Salesforce is a powerful tool. If you’re implementing a new data system for your org, there are very good reasons why this might be the way to go.
But there are valid reasons to stay away, too.
My staff knows how much I love Salesforce. And as much as I wish every org could implement it without issue, that’s just not how it works! Your org needs to be in the right headspace to knock a Salesforce implementation out of the park.
Take it from someone who’s experienced some of these issues firsthand: this isn’t the right tool for everyone. And that’s okay.
So, how can you tell? Check for these flags before committing your org to the Salesforce Ohana.
10 Valid Reasons NOT to Implement Salesforce
1. Your org is going from no system at all to Salesforce.
This isn’t to say that Salesforce can’t work in this situation. ‘New’ can be good.
But consider that this is like running before crawling. If there’s no infrastructure whatsoever for your data – or maybe you’re not collecting any yet!– then the necessary investment may be more than what makes sense right now.
Tip: But don’t abandon that data strategy altogether! Start small with spreadsheets and other low-cost tools.
2. Your leadership team isn’t invested in the outcome of your implementation.
You’ll need your leadership’s support throughout this project, including after your rollout. If leaders aren’t engaged in each step of the process, then you’re missing a crucial element for success.
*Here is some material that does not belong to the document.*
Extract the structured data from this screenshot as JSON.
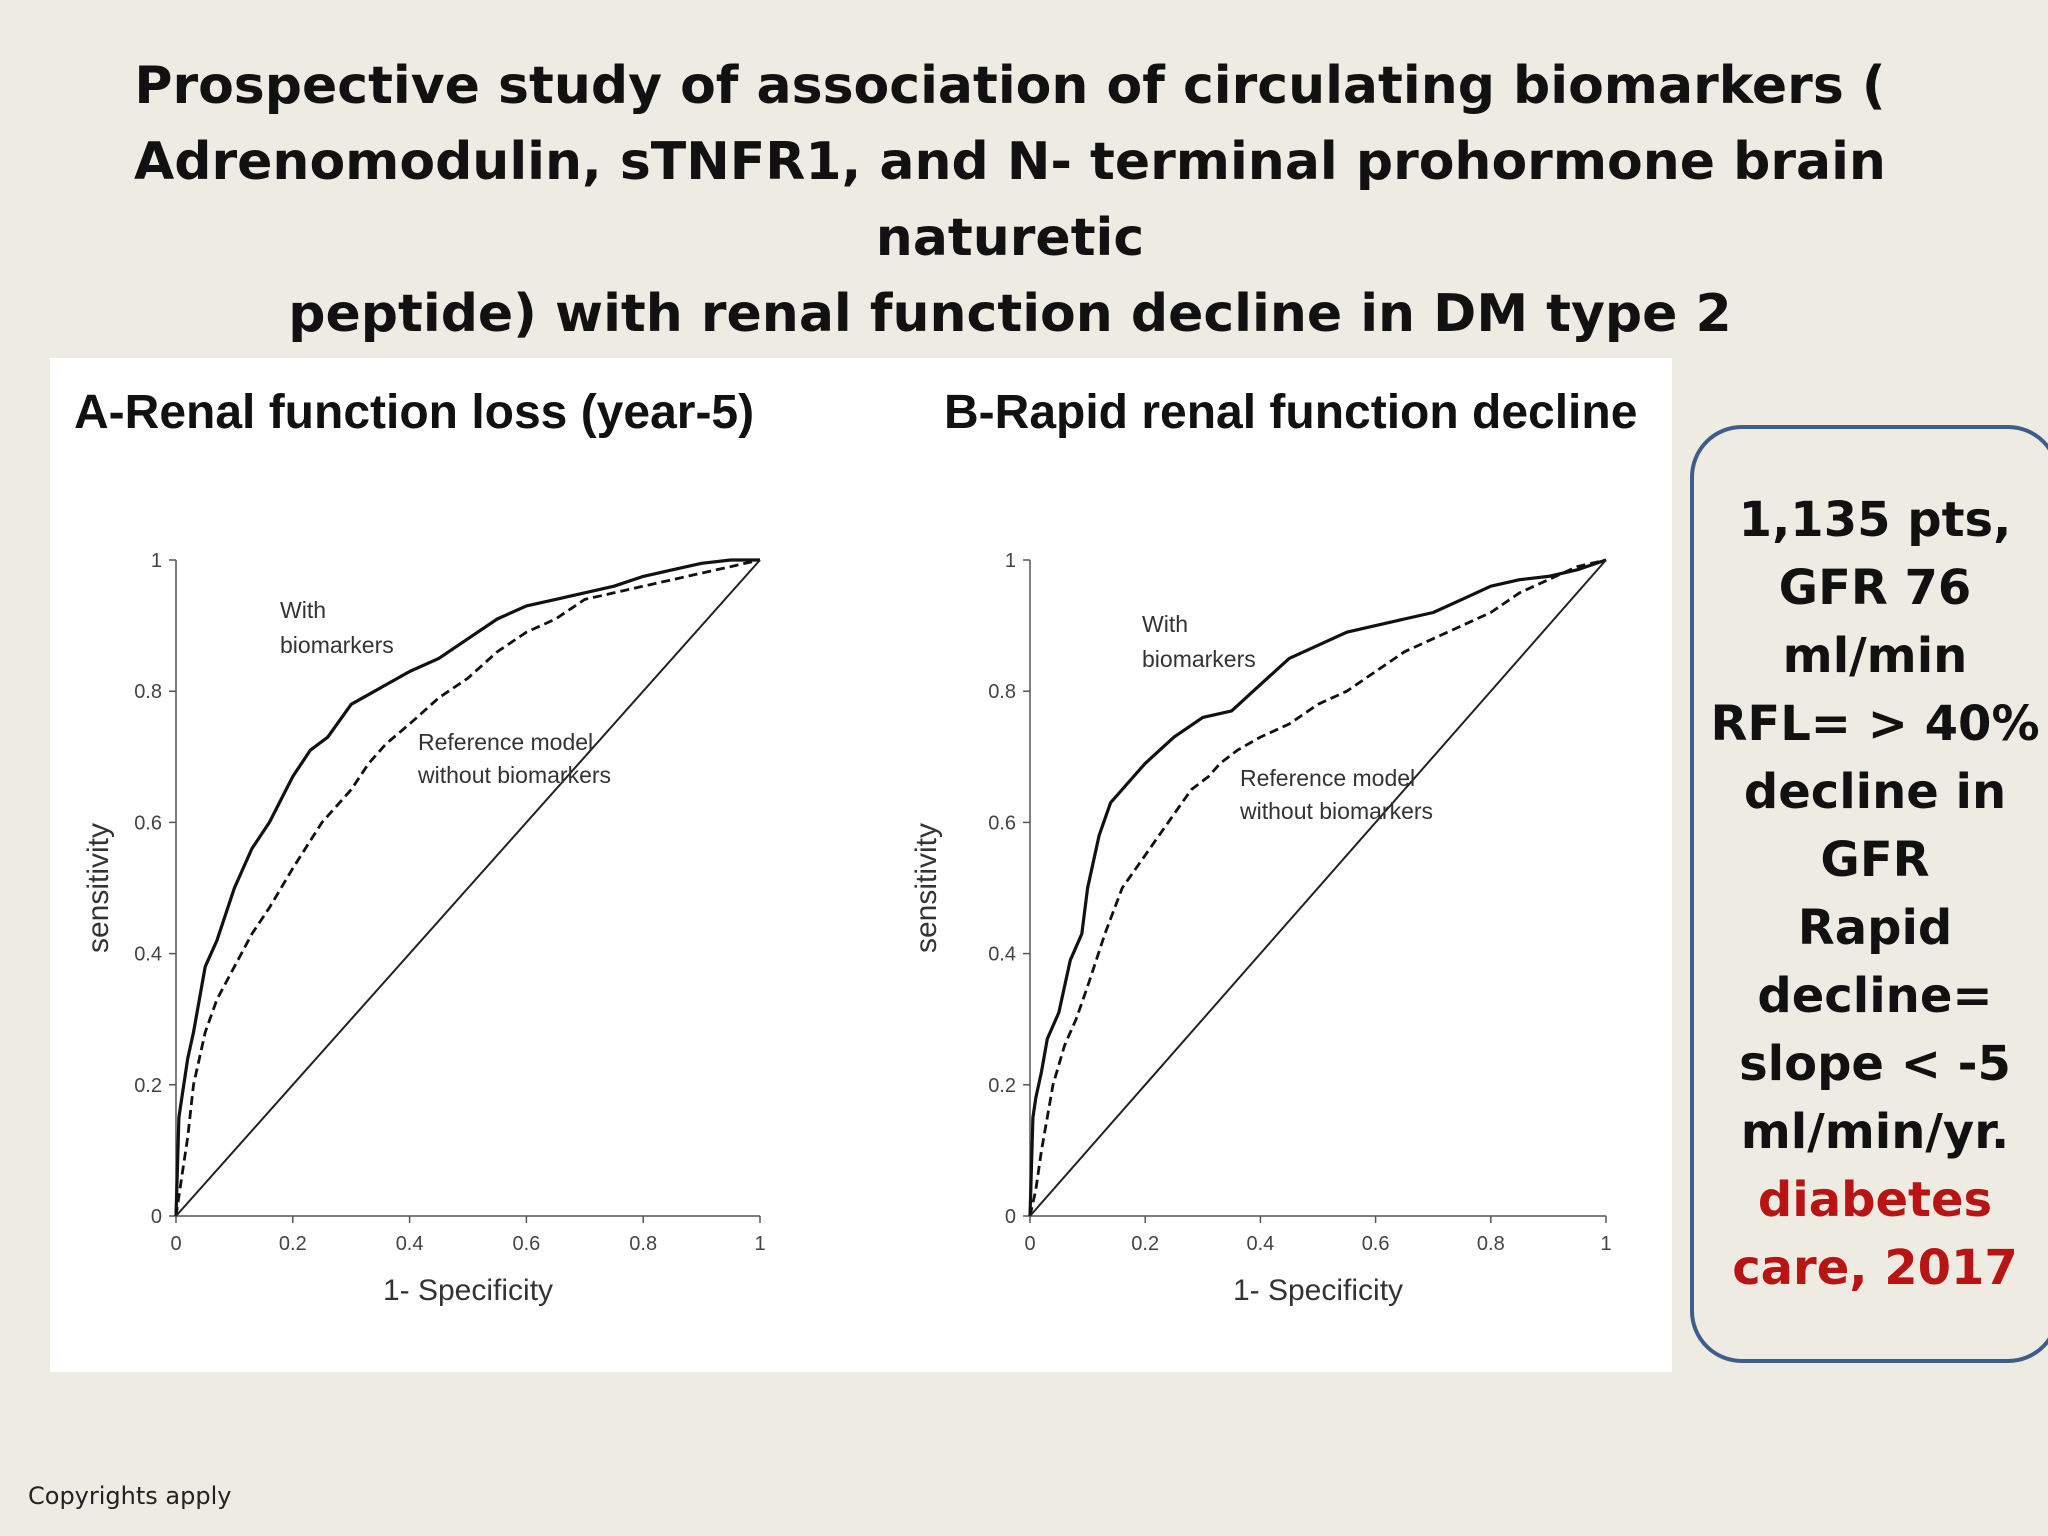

3. You need this implementation done yesterday.
I doubt any worthwhile system can be configured overnight. But certainly not Salesforce! A proper implementation takes planning – typically months of it – so don’t sign onto Salesforce if your org isn’t willing to put in that time.
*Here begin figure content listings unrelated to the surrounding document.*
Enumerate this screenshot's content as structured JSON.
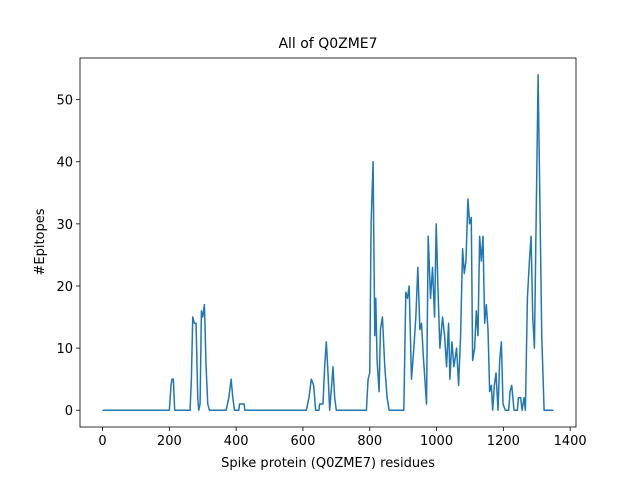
{
  "chart_data": {
    "type": "line",
    "title": "All of Q0ZME7",
    "x_label": "Spike protein (Q0ZME7) residues",
    "y_label": "#Epitopes",
    "color": "#1f77b4",
    "x": [
      0,
      200,
      205,
      208,
      212,
      216,
      262,
      266,
      270,
      275,
      280,
      285,
      288,
      292,
      296,
      300,
      305,
      310,
      315,
      320,
      370,
      378,
      385,
      390,
      395,
      408,
      410,
      424,
      426,
      610,
      618,
      625,
      632,
      638,
      648,
      650,
      660,
      665,
      670,
      675,
      680,
      686,
      690,
      695,
      700,
      790,
      795,
      800,
      804,
      810,
      815,
      818,
      822,
      828,
      832,
      838,
      845,
      852,
      858,
      902,
      908,
      913,
      918,
      925,
      932,
      938,
      944,
      950,
      955,
      960,
      965,
      970,
      975,
      982,
      988,
      994,
      999,
      1004,
      1010,
      1018,
      1024,
      1030,
      1036,
      1040,
      1046,
      1052,
      1060,
      1066,
      1072,
      1078,
      1083,
      1088,
      1094,
      1099,
      1104,
      1108,
      1114,
      1119,
      1124,
      1129,
      1134,
      1139,
      1144,
      1149,
      1154,
      1159,
      1164,
      1168,
      1173,
      1178,
      1184,
      1189,
      1194,
      1199,
      1206,
      1216,
      1220,
      1225,
      1232,
      1242,
      1245,
      1252,
      1256,
      1262,
      1266,
      1272,
      1278,
      1283,
      1288,
      1293,
      1298,
      1304,
      1309,
      1315,
      1322,
      1350
    ],
    "values": [
      0,
      0,
      4,
      5,
      5,
      0,
      0,
      5,
      15,
      14,
      14,
      2,
      0,
      1,
      16,
      15,
      17,
      7,
      1,
      0,
      0,
      2,
      5,
      2,
      0,
      0,
      1,
      1,
      0,
      0,
      2,
      5,
      4,
      0,
      0,
      1,
      1,
      7,
      11,
      6,
      0,
      4,
      7,
      2,
      0,
      0,
      5,
      6,
      30,
      40,
      12,
      18,
      8,
      3,
      13,
      15,
      7,
      2,
      0,
      0,
      19,
      18,
      20,
      5,
      10,
      15,
      23,
      13,
      14,
      9,
      5,
      1,
      28,
      18,
      23,
      15,
      30,
      20,
      10,
      15,
      12,
      7,
      14,
      5,
      11,
      7,
      10,
      4,
      12,
      26,
      22,
      24,
      34,
      30,
      31,
      8,
      10,
      16,
      12,
      28,
      24,
      28,
      14,
      17,
      13,
      3,
      4,
      0,
      4,
      6,
      0,
      8,
      11,
      1,
      0,
      0,
      3,
      4,
      0,
      0,
      2,
      2,
      0,
      2,
      0,
      18,
      24,
      28,
      15,
      10,
      30,
      54,
      35,
      12,
      0,
      0
    ],
    "xlim": [
      -67.5,
      1417.5
    ],
    "ylim": [
      -2.7,
      56.7
    ],
    "xticks": [
      0,
      200,
      400,
      600,
      800,
      1000,
      1200,
      1400
    ],
    "yticks": [
      0,
      10,
      20,
      30,
      40,
      50
    ]
  }
}
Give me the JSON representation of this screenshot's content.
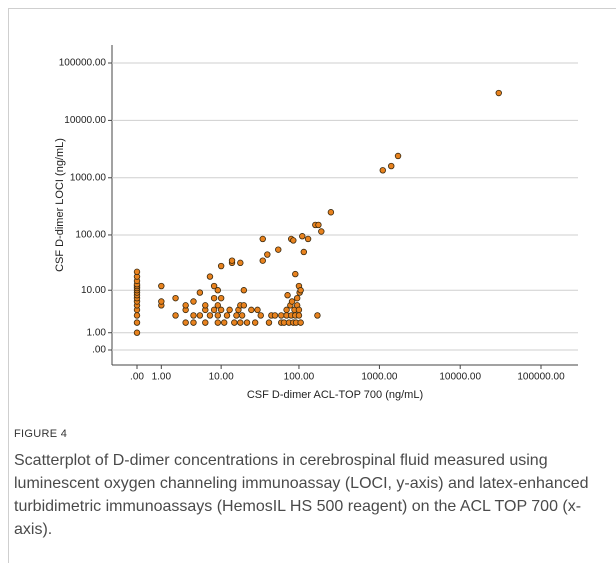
{
  "chart_data": {
    "type": "scatter",
    "xlabel": "CSF D-dimer ACL-TOP 700 (ng/mL)",
    "ylabel": "CSF D-dimer LOCI (ng/mL)",
    "xscale": "log1p",
    "yscale": "log1p",
    "color": "#e8821e",
    "xlim": [
      0,
      100000
    ],
    "ylim": [
      0,
      100000
    ],
    "xticks": [
      {
        "value": 0,
        "label": ".00"
      },
      {
        "value": 1,
        "label": "1.00"
      },
      {
        "value": 10,
        "label": "10.00"
      },
      {
        "value": 100,
        "label": "100.00"
      },
      {
        "value": 1000,
        "label": "1000.00"
      },
      {
        "value": 10000,
        "label": "10000.00"
      },
      {
        "value": 100000,
        "label": "100000.00"
      }
    ],
    "yticks": [
      {
        "value": 0,
        "label": ".00"
      },
      {
        "value": 1,
        "label": "1.00"
      },
      {
        "value": 10,
        "label": "10.00"
      },
      {
        "value": 100,
        "label": "100.00"
      },
      {
        "value": 1000,
        "label": "1000.00"
      },
      {
        "value": 10000,
        "label": "10000.00"
      },
      {
        "value": 100000,
        "label": "100000.00"
      }
    ],
    "grid": true,
    "x": [
      0,
      0,
      0,
      0,
      0,
      0,
      0,
      0,
      0,
      0,
      0,
      0,
      0,
      0,
      0,
      0,
      1,
      1,
      1,
      2,
      2,
      3,
      3,
      3,
      4,
      4,
      4,
      5,
      5,
      6,
      6,
      6,
      7,
      7,
      8,
      8,
      8,
      9,
      9,
      9,
      9,
      10,
      10,
      10,
      11,
      12,
      13,
      14,
      14,
      15,
      16,
      17,
      18,
      18,
      18,
      19,
      20,
      20,
      22,
      25,
      28,
      30,
      33,
      35,
      35,
      40,
      42,
      45,
      50,
      55,
      60,
      60,
      65,
      70,
      70,
      72,
      75,
      78,
      80,
      80,
      82,
      85,
      85,
      88,
      90,
      90,
      92,
      95,
      95,
      100,
      100,
      100,
      102,
      105,
      105,
      110,
      115,
      130,
      160,
      170,
      175,
      190,
      250,
      1100,
      1400,
      1700,
      30000
    ],
    "values": [
      1,
      2,
      3,
      4,
      5,
      6,
      7,
      8,
      9,
      10,
      11,
      12,
      13,
      15,
      18,
      22,
      5,
      6,
      12,
      3,
      7,
      4,
      5,
      2,
      3,
      6,
      2,
      3,
      9,
      2,
      4,
      5,
      3,
      18,
      4,
      7,
      12,
      2,
      3,
      5,
      10,
      4,
      7,
      28,
      2,
      3,
      4,
      32,
      35,
      2,
      3,
      4,
      2,
      5,
      32,
      3,
      5,
      10,
      2,
      4,
      2,
      4,
      3,
      85,
      35,
      45,
      2,
      3,
      3,
      55,
      2,
      3,
      2,
      4,
      3,
      8,
      2,
      5,
      85,
      3,
      6,
      2,
      80,
      4,
      3,
      20,
      2,
      5,
      7,
      12,
      3,
      4,
      9,
      2,
      10,
      95,
      50,
      85,
      150,
      3,
      150,
      115,
      250,
      1350,
      1600,
      2400,
      30000
    ]
  },
  "figure": {
    "label": "FIGURE 4",
    "caption": "Scatterplot of D-dimer concentrations in cerebrospinal fluid measured using luminescent oxygen channeling immunoassay (LOCI, y-axis) and latex-enhanced turbidimetric immunoassays (HemosIL HS 500 reagent) on the ACL TOP 700 (x-axis)."
  }
}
4. You’re not prepared to roll this out to staff.
Configuring a Salesforce instance is a lot of work. But that doesn’t mean you should skimp on the rollout. If you have no plan, desire or authority to train, troubleshoot and provide support to end users, then stop right here.
Any implementation is only as successful as its adoption phase.
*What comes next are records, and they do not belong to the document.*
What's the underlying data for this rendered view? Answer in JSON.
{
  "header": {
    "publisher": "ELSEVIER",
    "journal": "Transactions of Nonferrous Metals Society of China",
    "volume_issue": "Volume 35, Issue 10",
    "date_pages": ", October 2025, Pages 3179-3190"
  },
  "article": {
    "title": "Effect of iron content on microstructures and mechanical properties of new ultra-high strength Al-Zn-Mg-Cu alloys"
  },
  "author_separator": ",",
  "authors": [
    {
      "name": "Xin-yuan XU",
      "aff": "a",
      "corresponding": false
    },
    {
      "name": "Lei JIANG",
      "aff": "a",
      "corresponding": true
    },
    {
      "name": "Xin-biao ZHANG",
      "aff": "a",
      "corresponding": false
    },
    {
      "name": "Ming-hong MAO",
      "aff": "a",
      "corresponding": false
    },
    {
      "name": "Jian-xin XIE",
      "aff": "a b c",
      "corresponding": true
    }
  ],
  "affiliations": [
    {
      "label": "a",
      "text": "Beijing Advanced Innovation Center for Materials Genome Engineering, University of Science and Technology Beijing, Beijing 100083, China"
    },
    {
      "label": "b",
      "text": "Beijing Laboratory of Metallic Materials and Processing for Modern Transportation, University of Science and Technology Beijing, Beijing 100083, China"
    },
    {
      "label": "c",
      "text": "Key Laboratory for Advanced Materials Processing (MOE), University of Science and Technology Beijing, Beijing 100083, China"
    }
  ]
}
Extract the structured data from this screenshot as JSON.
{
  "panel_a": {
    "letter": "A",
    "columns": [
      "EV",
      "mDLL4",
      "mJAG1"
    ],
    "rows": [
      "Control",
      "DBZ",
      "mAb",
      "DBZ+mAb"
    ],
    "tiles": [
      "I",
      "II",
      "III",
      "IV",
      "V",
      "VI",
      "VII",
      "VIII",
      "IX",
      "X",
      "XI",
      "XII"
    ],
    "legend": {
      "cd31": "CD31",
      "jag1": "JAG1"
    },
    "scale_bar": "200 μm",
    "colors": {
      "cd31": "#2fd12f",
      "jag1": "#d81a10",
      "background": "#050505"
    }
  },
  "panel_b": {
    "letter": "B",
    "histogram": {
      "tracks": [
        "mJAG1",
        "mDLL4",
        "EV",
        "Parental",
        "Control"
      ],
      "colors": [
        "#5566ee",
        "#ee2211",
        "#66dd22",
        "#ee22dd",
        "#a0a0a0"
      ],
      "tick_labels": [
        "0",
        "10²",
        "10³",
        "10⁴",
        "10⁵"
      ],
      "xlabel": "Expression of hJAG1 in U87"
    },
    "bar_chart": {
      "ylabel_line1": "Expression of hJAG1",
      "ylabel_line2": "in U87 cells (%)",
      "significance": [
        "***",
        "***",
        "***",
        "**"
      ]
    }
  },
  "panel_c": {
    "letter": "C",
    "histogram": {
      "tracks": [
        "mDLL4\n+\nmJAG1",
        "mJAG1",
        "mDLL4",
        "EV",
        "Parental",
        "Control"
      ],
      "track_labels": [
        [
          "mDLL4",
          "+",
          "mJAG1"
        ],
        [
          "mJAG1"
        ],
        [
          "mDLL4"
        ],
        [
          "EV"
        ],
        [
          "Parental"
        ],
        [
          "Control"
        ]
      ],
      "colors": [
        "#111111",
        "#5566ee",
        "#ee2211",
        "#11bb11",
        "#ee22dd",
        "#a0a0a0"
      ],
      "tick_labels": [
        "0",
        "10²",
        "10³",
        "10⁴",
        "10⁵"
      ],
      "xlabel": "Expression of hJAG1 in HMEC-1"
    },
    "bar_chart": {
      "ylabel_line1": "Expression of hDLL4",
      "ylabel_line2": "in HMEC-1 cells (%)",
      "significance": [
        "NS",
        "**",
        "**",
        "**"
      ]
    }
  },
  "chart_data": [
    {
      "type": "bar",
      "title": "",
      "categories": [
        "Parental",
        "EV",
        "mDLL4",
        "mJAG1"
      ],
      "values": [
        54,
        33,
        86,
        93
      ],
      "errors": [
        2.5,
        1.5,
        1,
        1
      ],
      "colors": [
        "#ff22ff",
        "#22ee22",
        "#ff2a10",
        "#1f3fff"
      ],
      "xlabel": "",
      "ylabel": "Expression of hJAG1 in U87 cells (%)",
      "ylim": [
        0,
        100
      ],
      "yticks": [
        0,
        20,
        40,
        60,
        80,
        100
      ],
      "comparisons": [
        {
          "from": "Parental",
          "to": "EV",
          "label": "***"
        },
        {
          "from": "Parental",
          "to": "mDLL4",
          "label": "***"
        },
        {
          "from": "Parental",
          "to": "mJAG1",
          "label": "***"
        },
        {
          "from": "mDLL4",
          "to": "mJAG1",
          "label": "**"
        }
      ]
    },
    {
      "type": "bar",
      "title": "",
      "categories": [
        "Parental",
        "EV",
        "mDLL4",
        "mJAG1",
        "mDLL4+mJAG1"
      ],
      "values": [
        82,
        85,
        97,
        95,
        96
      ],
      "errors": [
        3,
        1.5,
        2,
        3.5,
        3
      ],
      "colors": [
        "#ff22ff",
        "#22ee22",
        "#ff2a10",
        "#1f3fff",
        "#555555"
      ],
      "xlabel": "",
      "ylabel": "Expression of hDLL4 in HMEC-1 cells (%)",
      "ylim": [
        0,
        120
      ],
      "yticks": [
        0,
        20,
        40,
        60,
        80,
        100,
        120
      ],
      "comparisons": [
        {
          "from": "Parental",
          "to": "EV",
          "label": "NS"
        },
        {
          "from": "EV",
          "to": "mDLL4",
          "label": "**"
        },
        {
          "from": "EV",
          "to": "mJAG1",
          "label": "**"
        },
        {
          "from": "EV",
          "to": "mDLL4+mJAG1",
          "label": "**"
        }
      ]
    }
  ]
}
p.s. This is less about Salesforce and more about people. Even if you could build the most user-friendly system in the world, you can’t assume that everyone will just “get” it.
5. Expectations on how staff will use Salesforce are unclear.
Are folks required to use this? If leaders don’t set the precedent early on about how they’ll hold staff accountable, then 1 of 2 things will happen: staff won’t feel the need to use Salesforce at all, or they’ll grow resentful once they learn that it is in fact mandatory.
If you’re putting time and money into this effort, get clear on those expectations first.
6. Your org’s data needs are simple.
And by that, I mean simple enough that any other system would go beyond your wildest dreams. The setup and maintenance of Salesforce is a lot on its own. So if something else works and requires half the effort, that may be the safer bet…at least, to start.
7. You don’t have a strong understanding of your staff users.
Technically speaking, anyone can come into your org and set up Salesforce. The science of it is easy.
But the art of it -setting things up in a way that lends to the productivity and efficacy of your users- is hard. And it’s pretty much impossible if you don’t have someone on your implementation team who’s willing to draw those connections.
8. You’re interested because it’s “free”.
Some orgs get drawn to the “free”ness of Salesforce, without realizing the setup and maintenance costs. If freeness is your motivating factor, or you’re working with a non-existent budget, tread carefully. A good implementation will cost you in at least time, if not money.
9. Your leaders expect that once it’s set up, Salesforce will be a “done” project.
There’s a reason so many of us are called “accidental admins”. Salesforce basically started out as a temporary side project, before the configuration and maintenance consumed our roles.
Your team may not see the reality just yet, but if they insist that the system needs to maintain itself going forward….that just won’t happen!
10. Because all the other nonprofits are doing it.
Salesforce is great, but there’s also a dark side to this Salesforce game. Just ask any of the orgs who implemented too soon or with the wrong partner, who are now bitter towards their costly CRM. (Orgs, it’s not too late!)
You may see more nonprofits getting on the bandwagon, but remember that the orgs who are successful with this have the resources to make it happen.
To wrap this up…
Take time to shop around for a system that’s going to fit your org’s needs, capacity and budget.